In June, the Tibetan artist Anay Ngawang Chodak exhibited his work at New York City’s Kate Oh Gallery, marking his first solo show in the United States. “Modern Reflections of Wisdom and Compassion” highlighted Ngawang’s signature motifs, including brightly colored interlocking shapes, blooming lotus flowers, and “happiness pods.” He told Tricycle that these elements are meant to stop viewers in their tracks and encourage them to look within—a fitting practice in bustling Manhattan. “There is a collision of the material world that’s been developed in the West and the inner world that we often forget to look into,” he says. “But they’re both interconnected. If we can connect to the material world and the inner world, we will actually see the harmony that we can create within.”

Born and raised in Kathmandu, Nepal, Anay comes from the family lineage of Repa Dorje Chang, a disciple of the Tibetan mystic Jetsun Milarepa. With a passion for art and spirituality at an early age, he studied traditional thangka—ornate renderings of Tibetan Buddhist deities and historical figures—painting at the Modern Art School in Mussoorie, India, before apprenticing under renowned Newar paubha—the Nepalese equivalent of the thangka—master Roshan Shakya, in Kathmandu, and Tibetan thangka master Ven. Jamyang, in Dharamsala, India. In 2003, Anay was chosen by the Fourteenth Dalai Lama and Khandro Kunga Bhuma, a realized practitioner and female oracle, to be artist-in-residence at His Holiness’s complex in Dharamsala, where he would spend the next eighteen years.
Anay has developed a distinctive painting style marked by traditional Himalayan forms, bold fields of color, and converging abstract patterns.
During his tenure, Anay served as the art director and lead artist for the creation of a series of sprawling thangkas—now installed within the inner sanctum of the five-story Great Stupa in Tawang, Arunachal Pradesh, India—as well as a body of sacred manuscript folio artworks. For Anay, this experience was transformative not only for his technical skills but also for his outlook on art itself. “At the beginning, I thought that art is just art, and it’s nothing more than that,” he says. “But while working on the project, I learned that art is a medium that can be used to improve ourselves inwardly.” With this in mind, Anay left the Dalai Lama’s residence ready to create accessible artwork and share it with the public, thus beginning his career as a modern artist.

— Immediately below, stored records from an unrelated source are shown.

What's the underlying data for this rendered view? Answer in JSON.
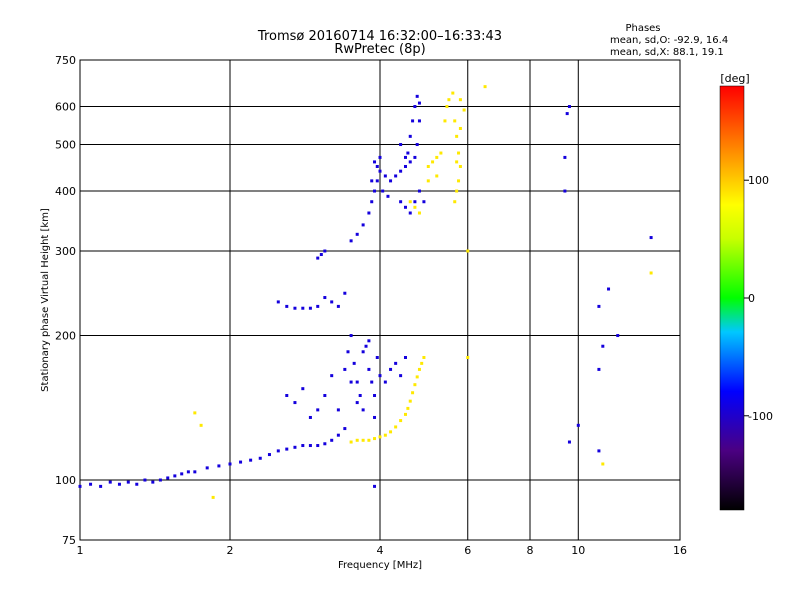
{
  "chart_data": {
    "type": "scatter",
    "title": "Tromsø 20160714  16:32:00–16:33:43",
    "subtitle": "RwPretec (8p)",
    "xlabel": "Frequency [MHz]",
    "ylabel": "Stationary phase Virtual Height [km]",
    "x_scale": "log",
    "y_scale": "log",
    "xlim": [
      1,
      16
    ],
    "ylim": [
      75,
      750
    ],
    "x_ticks": [
      1,
      2,
      4,
      6,
      8,
      10,
      16
    ],
    "x_tick_labels": [
      "1",
      "2",
      "4",
      "6",
      "8",
      "10",
      "16"
    ],
    "y_ticks": [
      75,
      100,
      200,
      300,
      400,
      500,
      600,
      750
    ],
    "y_tick_labels": [
      "75",
      "100",
      "200",
      "300",
      "400",
      "500",
      "600",
      "750"
    ],
    "grid": true,
    "phase_stats": {
      "heading": "Phases",
      "line_o": "mean, sd,O:  -92.9, 16.4",
      "line_x": "mean, sd,X:  88.1, 19.1"
    },
    "colorbar": {
      "label": "[deg]",
      "range": [
        -180,
        180
      ],
      "ticks": [
        -100,
        0,
        100
      ],
      "tick_labels": [
        "-100",
        "0",
        "100"
      ]
    },
    "series": [
      {
        "name": "O",
        "phase": -92.9,
        "points": [
          [
            1.0,
            97
          ],
          [
            1.05,
            98
          ],
          [
            1.1,
            97
          ],
          [
            1.15,
            99
          ],
          [
            1.2,
            98
          ],
          [
            1.25,
            99
          ],
          [
            1.3,
            98
          ],
          [
            1.35,
            100
          ],
          [
            1.4,
            99
          ],
          [
            1.45,
            100
          ],
          [
            1.5,
            101
          ],
          [
            1.55,
            102
          ],
          [
            1.6,
            103
          ],
          [
            1.65,
            104
          ],
          [
            1.7,
            104
          ],
          [
            1.8,
            106
          ],
          [
            1.9,
            107
          ],
          [
            2.0,
            108
          ],
          [
            2.1,
            109
          ],
          [
            2.2,
            110
          ],
          [
            2.3,
            111
          ],
          [
            2.4,
            113
          ],
          [
            2.5,
            115
          ],
          [
            2.6,
            116
          ],
          [
            2.7,
            117
          ],
          [
            2.8,
            118
          ],
          [
            2.9,
            118
          ],
          [
            3.0,
            118
          ],
          [
            3.1,
            119
          ],
          [
            3.2,
            121
          ],
          [
            3.3,
            124
          ],
          [
            3.4,
            128
          ],
          [
            2.6,
            150
          ],
          [
            2.7,
            145
          ],
          [
            2.8,
            155
          ],
          [
            2.9,
            135
          ],
          [
            3.0,
            140
          ],
          [
            3.1,
            150
          ],
          [
            3.2,
            165
          ],
          [
            3.3,
            140
          ],
          [
            3.4,
            170
          ],
          [
            3.45,
            185
          ],
          [
            3.5,
            200
          ],
          [
            3.55,
            175
          ],
          [
            3.6,
            160
          ],
          [
            3.65,
            150
          ],
          [
            3.7,
            140
          ],
          [
            3.75,
            190
          ],
          [
            3.8,
            170
          ],
          [
            3.85,
            160
          ],
          [
            3.9,
            150
          ],
          [
            3.95,
            180
          ],
          [
            4.0,
            165
          ],
          [
            4.1,
            160
          ],
          [
            4.2,
            170
          ],
          [
            4.3,
            175
          ],
          [
            4.4,
            165
          ],
          [
            4.5,
            180
          ],
          [
            3.5,
            160
          ],
          [
            3.6,
            145
          ],
          [
            3.7,
            185
          ],
          [
            3.8,
            195
          ],
          [
            3.9,
            135
          ],
          [
            3.3,
            230
          ],
          [
            3.2,
            235
          ],
          [
            3.1,
            240
          ],
          [
            3.0,
            230
          ],
          [
            2.9,
            228
          ],
          [
            2.8,
            228
          ],
          [
            2.7,
            228
          ],
          [
            2.6,
            230
          ],
          [
            2.5,
            235
          ],
          [
            3.4,
            245
          ],
          [
            3.0,
            290
          ],
          [
            3.05,
            295
          ],
          [
            3.1,
            300
          ],
          [
            3.5,
            315
          ],
          [
            3.6,
            325
          ],
          [
            3.7,
            340
          ],
          [
            3.8,
            360
          ],
          [
            3.85,
            380
          ],
          [
            3.9,
            400
          ],
          [
            3.95,
            420
          ],
          [
            4.0,
            440
          ],
          [
            4.1,
            430
          ],
          [
            4.2,
            420
          ],
          [
            4.3,
            430
          ],
          [
            4.4,
            440
          ],
          [
            4.5,
            450
          ],
          [
            4.55,
            480
          ],
          [
            4.6,
            520
          ],
          [
            4.65,
            560
          ],
          [
            4.7,
            600
          ],
          [
            4.75,
            630
          ],
          [
            4.8,
            610
          ],
          [
            4.8,
            560
          ],
          [
            4.75,
            500
          ],
          [
            4.7,
            470
          ],
          [
            4.6,
            460
          ],
          [
            4.5,
            470
          ],
          [
            4.4,
            500
          ],
          [
            3.9,
            460
          ],
          [
            4.0,
            470
          ],
          [
            4.4,
            380
          ],
          [
            4.5,
            370
          ],
          [
            4.6,
            360
          ],
          [
            4.7,
            380
          ],
          [
            4.8,
            400
          ],
          [
            4.9,
            380
          ],
          [
            3.85,
            420
          ],
          [
            3.95,
            450
          ],
          [
            4.05,
            400
          ],
          [
            4.15,
            390
          ],
          [
            9.4,
            400
          ],
          [
            9.4,
            470
          ],
          [
            9.5,
            580
          ],
          [
            9.6,
            600
          ],
          [
            11.0,
            230
          ],
          [
            11.5,
            250
          ],
          [
            12.0,
            200
          ],
          [
            11.0,
            170
          ],
          [
            14.0,
            320
          ],
          [
            11.2,
            190
          ],
          [
            10.0,
            130
          ],
          [
            9.6,
            120
          ],
          [
            3.9,
            97
          ],
          [
            11.0,
            115
          ]
        ]
      },
      {
        "name": "X",
        "phase": 88.1,
        "points": [
          [
            3.5,
            120
          ],
          [
            3.6,
            121
          ],
          [
            3.7,
            121
          ],
          [
            3.8,
            121
          ],
          [
            3.9,
            122
          ],
          [
            4.0,
            123
          ],
          [
            4.1,
            124
          ],
          [
            4.2,
            126
          ],
          [
            4.3,
            129
          ],
          [
            4.4,
            133
          ],
          [
            4.5,
            137
          ],
          [
            4.55,
            141
          ],
          [
            4.6,
            146
          ],
          [
            4.65,
            152
          ],
          [
            4.7,
            158
          ],
          [
            4.75,
            164
          ],
          [
            4.8,
            170
          ],
          [
            4.85,
            175
          ],
          [
            4.9,
            180
          ],
          [
            5.0,
            450
          ],
          [
            5.1,
            460
          ],
          [
            5.2,
            470
          ],
          [
            5.3,
            480
          ],
          [
            5.4,
            560
          ],
          [
            5.5,
            620
          ],
          [
            5.45,
            600
          ],
          [
            5.6,
            640
          ],
          [
            5.65,
            560
          ],
          [
            5.7,
            520
          ],
          [
            5.75,
            480
          ],
          [
            5.8,
            450
          ],
          [
            5.75,
            420
          ],
          [
            5.7,
            400
          ],
          [
            5.65,
            380
          ],
          [
            5.8,
            620
          ],
          [
            4.6,
            380
          ],
          [
            4.7,
            370
          ],
          [
            4.8,
            360
          ],
          [
            5.0,
            420
          ],
          [
            5.2,
            430
          ],
          [
            5.9,
            590
          ],
          [
            6.5,
            660
          ],
          [
            1.85,
            92
          ],
          [
            1.75,
            130
          ],
          [
            1.7,
            138
          ],
          [
            5.8,
            540
          ],
          [
            5.7,
            460
          ],
          [
            6.0,
            300
          ],
          [
            6.0,
            180
          ],
          [
            14.0,
            270
          ],
          [
            11.2,
            108
          ]
        ]
      }
    ]
  }
}
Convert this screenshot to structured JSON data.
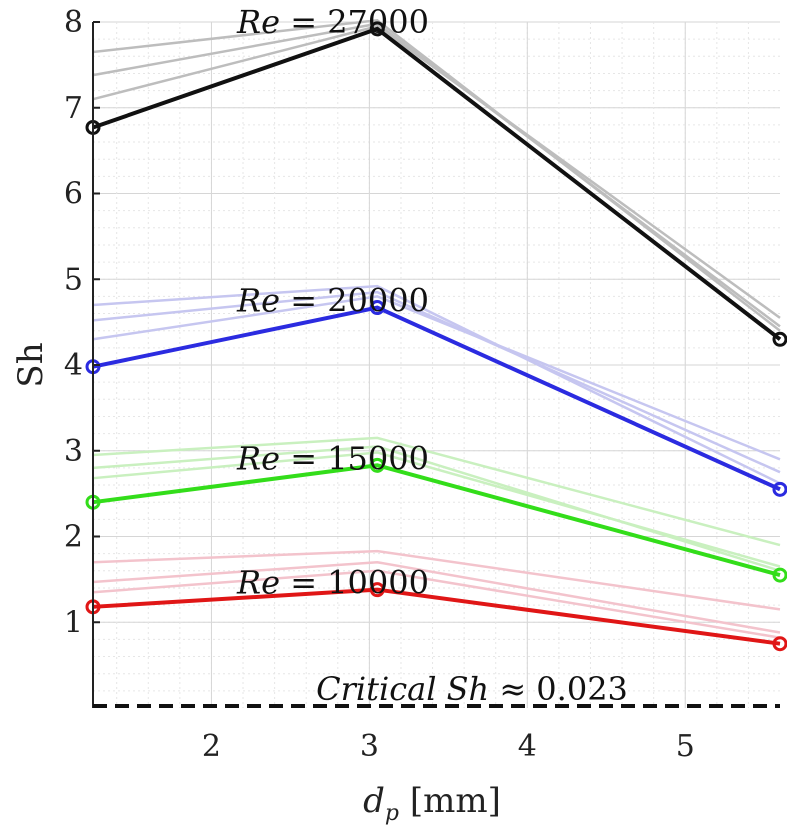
{
  "chart_data": {
    "type": "line",
    "title": "",
    "xlabel": "d_p [mm]",
    "xlabel_main": "d",
    "xlabel_sub": "p",
    "xlabel_unit": "[mm]",
    "ylabel": "Sh",
    "xlim": [
      1.25,
      5.6
    ],
    "ylim": [
      0,
      8
    ],
    "xticks": [
      2,
      3,
      4,
      5
    ],
    "yticks": [
      1,
      2,
      3,
      4,
      5,
      6,
      7,
      8
    ],
    "x": [
      1.25,
      3.05,
      5.6
    ],
    "grid": true,
    "series": [
      {
        "name": "Re = 27000",
        "label_re": "Re",
        "label_eq": "= 27000",
        "color": "#111111",
        "faint_color": "#bdbdbd",
        "values": [
          6.77,
          7.92,
          4.3
        ],
        "faint": [
          [
            7.1,
            7.95,
            4.55
          ],
          [
            7.38,
            7.98,
            4.45
          ],
          [
            7.65,
            8.02,
            4.4
          ]
        ]
      },
      {
        "name": "Re = 20000",
        "label_re": "Re",
        "label_eq": "= 20000",
        "color": "#2b2be0",
        "faint_color": "#c6c6f0",
        "values": [
          3.98,
          4.67,
          2.55
        ],
        "faint": [
          [
            4.3,
            4.8,
            2.9
          ],
          [
            4.52,
            4.85,
            2.75
          ],
          [
            4.7,
            4.92,
            2.62
          ]
        ]
      },
      {
        "name": "Re = 15000",
        "label_re": "Re",
        "label_eq": "= 15000",
        "color": "#33dd1a",
        "faint_color": "#c9f0bf",
        "values": [
          2.4,
          2.83,
          1.55
        ],
        "faint": [
          [
            2.68,
            2.98,
            1.65
          ],
          [
            2.8,
            3.05,
            1.6
          ],
          [
            2.95,
            3.15,
            1.9
          ]
        ]
      },
      {
        "name": "Re = 10000",
        "label_re": "Re",
        "label_eq": "= 10000",
        "color": "#e01616",
        "faint_color": "#f3c3cc",
        "values": [
          1.18,
          1.38,
          0.75
        ],
        "faint": [
          [
            1.35,
            1.6,
            0.82
          ],
          [
            1.47,
            1.7,
            0.88
          ],
          [
            1.7,
            1.83,
            1.15
          ]
        ]
      }
    ],
    "critical_line": {
      "value": 0.023,
      "label_prefix": "Critical",
      "label_italic": "Sh",
      "label_approx": "≈ 0.023"
    }
  }
}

In the years since his departure from Dharamsala, Anay has developed a distinctive painting style marked by traditional Himalayan forms, bold fields of color, and converging abstract patterns. An attempt to follow these luminous pathways around the canvas may induce in the viewer a meditative state, where feelings of compassion and interconnectedness naturally arise. Anay encourages such spaces of reflection, or “investigation.” “I want … viewers to learn and appreciate the human nature that we innately possess, because everything,” he says, “including happiness, comes from the inside.”
“If we can connect to the material world and the inner world, we will actually see the harmony that we can create within.”
To be sure, the blooming faces of Anay’s signature “happiness pods,” seen in Sun, Moon, and Star – Golden Field of Blessings (pp. 70–71), speak directly to our joyous nature. Other pieces, such as the aptly titled Shifting Emotions (p. 73), evoke a wider range of feelings. The beauty of both the background and the leading lady are offset by her noticeably flat affect. Upon close inspection, the viewer sees that her wide eyes are filled with people and objects, hinting at our own complicated inner worlds and encouraging us to recognize this in others.

Anay’s expertise as a thankga master is especially clear in his works that feature the seated Shakyamuni Buddha, as seen on this issue’s cover. An original creation for Tricycle’s Winter 2025 issue, the cover image combines classic elements of Tibetan Buddha depictions with Anay’s signature ornamental flair. He told Tricycle that he wanted to create a painting that “symbolizes timeless Buddhist teachings and the human experience in contemporary times.” Surrounded by bright shapes and lotuses, the serene Buddha in the foreground holds a luminous sphere in his hand. “The sphere is a universal metaphor,”Anay says. “It symbolizes the innate pure nature of every being, reflecting the fundamental qualities embodied by Shakyamuni Buddha.”
Looking ahead, Anay hopes that his art can inspire spiritual growth on “even the smallest scale.” “I pour my soul into the art based on my Buddhist values,” he continues, “so I want to be able to give any type of little joy or happiness to the viewers who see my art.”